The Adventures of Rob and Dorrit (the Toyota Echo): Costal breathing in Cork

After a week with Sparky the all-electric Kona, I found myself jumping between two of my father’s cars. One was a ‘classic’ E38 7-series (silver car)  that I hadn’t driven in years and the other was a much more contemporary F13 6-series (blue car). It was a fascinating experience in terms of comparing twenty-five years of luxury car development from BMW. The 7-series is built like a tank, everything from the heavy doors to the slightly hesitant steering. I got comments about the car being lovely everywhere I went. Seriously, from buying milk at the local petrol station to the gym, men would stop me and start up conversations about the car. The only terrifying thing about driving it was the economy. I swear you could literally see the fuel gauge moving towards empty in everyday traffic. If you think fuel prices are high in Canada, they are even higher in Ireland.

The 6-series was a surprise to me. I have very little experience of driving ‘modern’ BMWs. Technically, it is a generation behind the latest models but it still benefits from a lot of modern technology such as parking sensors, different driving modes and has a twin turbo 3-litre diesel engine, which is more efficient than I would have ever imagined. I had forgotten that BMW’s middle name is ‘Motor’ and this B57 engine really is a gem of a unit. On a full tank the car had a displayed range of close to 1,000 km! But where the 7-series felt heavy this car was immediate in its steering and responses. The Gran Coupe shape is also achingly elegant and in my opinion BMW’s best design in recent years. I felt like king driving both cars around Dublin. This was one of the high points to my trip home.

Another high point was an opportunity to drive to Cork (in the 6-series due to its economy) and attend my first McGuire Programme course in fifteen years. For anyone who doesn’t know, I stutter and the McGuire Programme is a course for people who stutter instructed by people who stutter. I attended my first course in February 2003 and I go into a lot of depth about that experience in my book. I learnt a new technique of breathing and speaking. Basically to breathe from my costal diaphragm, like singers and performers do. It sounds a little strange and takes time to learn, but I know from experience it works. It helped to reduce a lot of my fear when it came to talking. More to the point, doing this first course introduced me to other people who stutter. I had always thought I was the only one. Looking back now, those people became another family to me because they understood me in a very particular and personal way. So, to be able to go back after all this time was very much like coming home again. An old friend had put in a good word for me and I was given the opportunity to make a ten-minute presentation to the room towards the end of the first day of this three-day course.

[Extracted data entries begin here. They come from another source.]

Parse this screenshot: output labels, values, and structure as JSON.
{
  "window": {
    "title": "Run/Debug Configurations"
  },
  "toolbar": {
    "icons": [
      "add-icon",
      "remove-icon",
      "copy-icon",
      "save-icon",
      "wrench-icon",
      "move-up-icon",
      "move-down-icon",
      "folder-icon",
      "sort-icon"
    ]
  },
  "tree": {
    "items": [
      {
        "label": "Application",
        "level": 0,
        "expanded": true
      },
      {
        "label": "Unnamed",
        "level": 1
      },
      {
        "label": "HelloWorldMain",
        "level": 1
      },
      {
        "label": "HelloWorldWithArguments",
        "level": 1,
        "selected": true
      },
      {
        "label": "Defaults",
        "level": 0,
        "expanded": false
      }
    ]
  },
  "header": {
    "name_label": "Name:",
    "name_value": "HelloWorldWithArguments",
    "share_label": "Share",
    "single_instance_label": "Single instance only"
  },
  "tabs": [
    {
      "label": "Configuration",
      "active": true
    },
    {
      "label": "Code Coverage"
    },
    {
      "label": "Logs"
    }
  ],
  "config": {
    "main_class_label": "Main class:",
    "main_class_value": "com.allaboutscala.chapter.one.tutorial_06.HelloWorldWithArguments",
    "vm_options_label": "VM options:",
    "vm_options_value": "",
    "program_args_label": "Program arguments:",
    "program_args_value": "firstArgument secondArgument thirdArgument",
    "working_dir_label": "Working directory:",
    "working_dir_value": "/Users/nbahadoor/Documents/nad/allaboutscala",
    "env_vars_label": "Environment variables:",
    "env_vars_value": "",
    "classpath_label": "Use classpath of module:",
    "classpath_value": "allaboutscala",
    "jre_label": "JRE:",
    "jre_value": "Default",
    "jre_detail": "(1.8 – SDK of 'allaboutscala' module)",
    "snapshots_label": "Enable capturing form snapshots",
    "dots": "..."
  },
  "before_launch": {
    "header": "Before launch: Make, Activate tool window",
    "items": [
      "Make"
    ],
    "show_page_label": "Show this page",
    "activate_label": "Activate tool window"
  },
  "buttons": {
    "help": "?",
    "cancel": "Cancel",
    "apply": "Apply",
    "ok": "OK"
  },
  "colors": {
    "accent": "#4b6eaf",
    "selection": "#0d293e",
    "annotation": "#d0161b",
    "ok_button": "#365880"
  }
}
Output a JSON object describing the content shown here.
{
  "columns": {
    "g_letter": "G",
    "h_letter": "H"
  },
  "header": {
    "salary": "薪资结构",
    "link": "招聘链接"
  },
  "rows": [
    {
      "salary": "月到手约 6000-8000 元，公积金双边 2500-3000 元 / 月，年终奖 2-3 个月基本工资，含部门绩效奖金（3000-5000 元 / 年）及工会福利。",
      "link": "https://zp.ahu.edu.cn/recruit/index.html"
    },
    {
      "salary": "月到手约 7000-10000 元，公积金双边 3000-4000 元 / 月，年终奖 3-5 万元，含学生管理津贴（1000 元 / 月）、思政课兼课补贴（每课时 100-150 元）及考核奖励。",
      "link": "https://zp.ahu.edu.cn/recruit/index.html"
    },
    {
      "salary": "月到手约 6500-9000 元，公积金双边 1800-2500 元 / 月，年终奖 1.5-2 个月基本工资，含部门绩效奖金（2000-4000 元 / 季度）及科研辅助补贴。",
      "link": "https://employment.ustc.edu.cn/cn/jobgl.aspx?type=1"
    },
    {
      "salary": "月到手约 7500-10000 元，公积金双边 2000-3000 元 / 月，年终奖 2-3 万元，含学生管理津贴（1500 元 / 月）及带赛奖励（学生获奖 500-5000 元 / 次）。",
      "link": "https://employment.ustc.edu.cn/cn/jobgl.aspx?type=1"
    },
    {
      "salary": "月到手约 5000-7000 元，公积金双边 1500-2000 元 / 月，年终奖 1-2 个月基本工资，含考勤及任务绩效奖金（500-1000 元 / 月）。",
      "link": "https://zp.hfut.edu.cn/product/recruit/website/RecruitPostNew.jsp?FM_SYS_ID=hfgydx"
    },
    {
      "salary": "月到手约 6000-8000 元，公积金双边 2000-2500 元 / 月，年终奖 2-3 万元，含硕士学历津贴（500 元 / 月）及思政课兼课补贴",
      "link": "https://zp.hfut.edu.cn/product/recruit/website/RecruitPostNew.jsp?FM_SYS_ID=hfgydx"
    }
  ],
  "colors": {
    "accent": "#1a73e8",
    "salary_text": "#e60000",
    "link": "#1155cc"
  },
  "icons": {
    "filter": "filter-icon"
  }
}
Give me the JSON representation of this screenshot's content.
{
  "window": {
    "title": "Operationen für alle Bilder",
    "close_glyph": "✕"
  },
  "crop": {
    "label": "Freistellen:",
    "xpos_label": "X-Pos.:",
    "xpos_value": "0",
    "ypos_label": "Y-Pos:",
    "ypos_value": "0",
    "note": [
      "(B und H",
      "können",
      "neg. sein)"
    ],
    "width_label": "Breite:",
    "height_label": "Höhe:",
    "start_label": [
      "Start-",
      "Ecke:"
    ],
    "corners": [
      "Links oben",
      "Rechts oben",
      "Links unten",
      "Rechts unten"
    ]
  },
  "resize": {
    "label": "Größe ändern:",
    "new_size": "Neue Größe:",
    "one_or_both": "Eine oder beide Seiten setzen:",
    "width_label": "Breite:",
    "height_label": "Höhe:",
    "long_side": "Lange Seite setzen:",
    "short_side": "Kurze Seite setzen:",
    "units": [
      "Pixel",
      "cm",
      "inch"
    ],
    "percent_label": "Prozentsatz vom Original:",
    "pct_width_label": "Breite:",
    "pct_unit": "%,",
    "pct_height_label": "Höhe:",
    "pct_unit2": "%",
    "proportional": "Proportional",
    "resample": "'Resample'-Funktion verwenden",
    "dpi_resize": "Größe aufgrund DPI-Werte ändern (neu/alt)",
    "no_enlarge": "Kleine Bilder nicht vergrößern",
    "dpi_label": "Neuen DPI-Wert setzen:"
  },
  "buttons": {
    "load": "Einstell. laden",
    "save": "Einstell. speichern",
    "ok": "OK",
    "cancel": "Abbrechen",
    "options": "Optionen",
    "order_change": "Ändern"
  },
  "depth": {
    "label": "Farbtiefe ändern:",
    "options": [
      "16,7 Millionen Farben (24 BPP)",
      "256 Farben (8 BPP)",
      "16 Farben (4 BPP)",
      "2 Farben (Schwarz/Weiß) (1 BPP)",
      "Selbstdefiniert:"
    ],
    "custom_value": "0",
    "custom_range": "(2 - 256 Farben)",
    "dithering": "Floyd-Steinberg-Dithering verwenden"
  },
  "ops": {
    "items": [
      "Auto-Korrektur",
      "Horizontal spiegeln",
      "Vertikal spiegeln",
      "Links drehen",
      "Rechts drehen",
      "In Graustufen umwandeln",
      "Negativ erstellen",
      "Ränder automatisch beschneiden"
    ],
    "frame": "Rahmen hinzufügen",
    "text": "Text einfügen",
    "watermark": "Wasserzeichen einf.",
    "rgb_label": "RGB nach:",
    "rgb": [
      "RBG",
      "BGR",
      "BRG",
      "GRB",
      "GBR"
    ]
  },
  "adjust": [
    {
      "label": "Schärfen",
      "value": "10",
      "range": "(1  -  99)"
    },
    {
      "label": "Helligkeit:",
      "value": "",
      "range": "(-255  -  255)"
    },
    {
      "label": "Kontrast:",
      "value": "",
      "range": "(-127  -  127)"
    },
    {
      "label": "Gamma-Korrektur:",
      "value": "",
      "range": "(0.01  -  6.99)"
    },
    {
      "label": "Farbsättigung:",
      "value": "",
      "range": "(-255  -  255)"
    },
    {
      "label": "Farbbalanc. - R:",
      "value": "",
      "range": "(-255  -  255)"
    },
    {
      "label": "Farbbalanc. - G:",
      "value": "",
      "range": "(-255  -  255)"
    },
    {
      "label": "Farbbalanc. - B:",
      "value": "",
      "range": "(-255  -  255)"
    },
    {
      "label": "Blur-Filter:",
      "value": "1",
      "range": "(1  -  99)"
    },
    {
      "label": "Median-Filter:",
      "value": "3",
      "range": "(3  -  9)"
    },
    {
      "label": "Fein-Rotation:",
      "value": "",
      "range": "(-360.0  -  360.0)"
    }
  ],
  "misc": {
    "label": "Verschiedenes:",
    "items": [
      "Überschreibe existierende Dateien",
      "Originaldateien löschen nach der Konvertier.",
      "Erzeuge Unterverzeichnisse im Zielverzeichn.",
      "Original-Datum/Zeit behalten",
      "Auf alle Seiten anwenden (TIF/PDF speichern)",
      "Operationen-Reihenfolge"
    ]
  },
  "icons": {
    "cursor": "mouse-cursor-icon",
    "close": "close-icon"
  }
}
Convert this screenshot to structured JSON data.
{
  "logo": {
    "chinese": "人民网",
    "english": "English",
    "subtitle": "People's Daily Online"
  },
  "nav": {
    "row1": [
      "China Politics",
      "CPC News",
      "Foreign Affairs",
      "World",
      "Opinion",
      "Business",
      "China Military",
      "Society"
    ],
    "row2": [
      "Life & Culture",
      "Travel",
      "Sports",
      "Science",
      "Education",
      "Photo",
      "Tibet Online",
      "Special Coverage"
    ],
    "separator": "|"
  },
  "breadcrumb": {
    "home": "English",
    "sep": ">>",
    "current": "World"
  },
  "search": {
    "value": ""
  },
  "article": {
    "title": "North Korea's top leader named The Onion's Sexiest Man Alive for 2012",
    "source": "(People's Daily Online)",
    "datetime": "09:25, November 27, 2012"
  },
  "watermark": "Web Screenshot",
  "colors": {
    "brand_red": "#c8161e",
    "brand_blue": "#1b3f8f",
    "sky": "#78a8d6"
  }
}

I set off in the 6-series to Clonmel to crash with my sister and spend the night in her house before setting off to Cork early the next morning. The 6-series was an exemplary cruising companion thanks to that big engine. I arrived in Cork at midday and found parking before heading to the venue. McGuire programme courses are normally run in large hotel rooms, with chairs in rows and people wear belts on their chests to help them learn the costal breathing technique. I was briefly greeted by the regional director and course instructor before I sat down. Immediately I felt like I had been transported back in time. The sound and rhythm of my breathing. The pressure of the belt on my chest. The slightly awkward situation of having to maintain eye contact with a fellow participant sitting directly opposite me. As the hours passed, I listened to the instructor and repeated the various lists that I had thought long forgotten. It was just like riding a bike, it was muscle memory and I couldn’t have been happier.

That is rather ironic because after attending my first course in 2003, I became obsessed with my technique and the McGuire programme in general. I attended all the weekly support meetings and even became a coach to help with their speech. It was through this programme that I had the courage to get a diploma in TV presentation and joined Toastmasters (a well-known public speaking organization). But over time, that relationship began to sour. I slowly began to feel trapped by the technique. I assumed I had outgrown the programme and by the time I moved to Vancouver to train as an actor, I was even secretly holding on to some resentmnet. That is a difficult admission for me to make. Rest assured, my hubris was beaten out of me after I failed to make it as an actor because I simply couldn’t compete on that level. It took me years to accept that there is a place in my life to be someone living with a stutter and not be controlled by it or constantly try to 'fix' it. That is what I ended up shared in my presentation. It went very well. I had prepared and practiced it and I had the freedom to use my technique without restraint. Despite never acting professionally, the skills I learnt helped me to become an effective public speaker. Things did not work out how I imaged, but it wasn't a waste of time or effort.

I didn’t get back to the car until 11 pm. I could only stay a day as I was due to give a podcast in Dublin the next morning. I was physically and emotionally exhausted but driving the 6-series back to Clonmel was effortless. After a good night’s sleep, I left early in the morning and got to really enjoy the car. With the radio playing, the air conditioning blowing and the car cruising, I felt totally free and at ease in my own skin. Just like I had all those years ago in February 2003.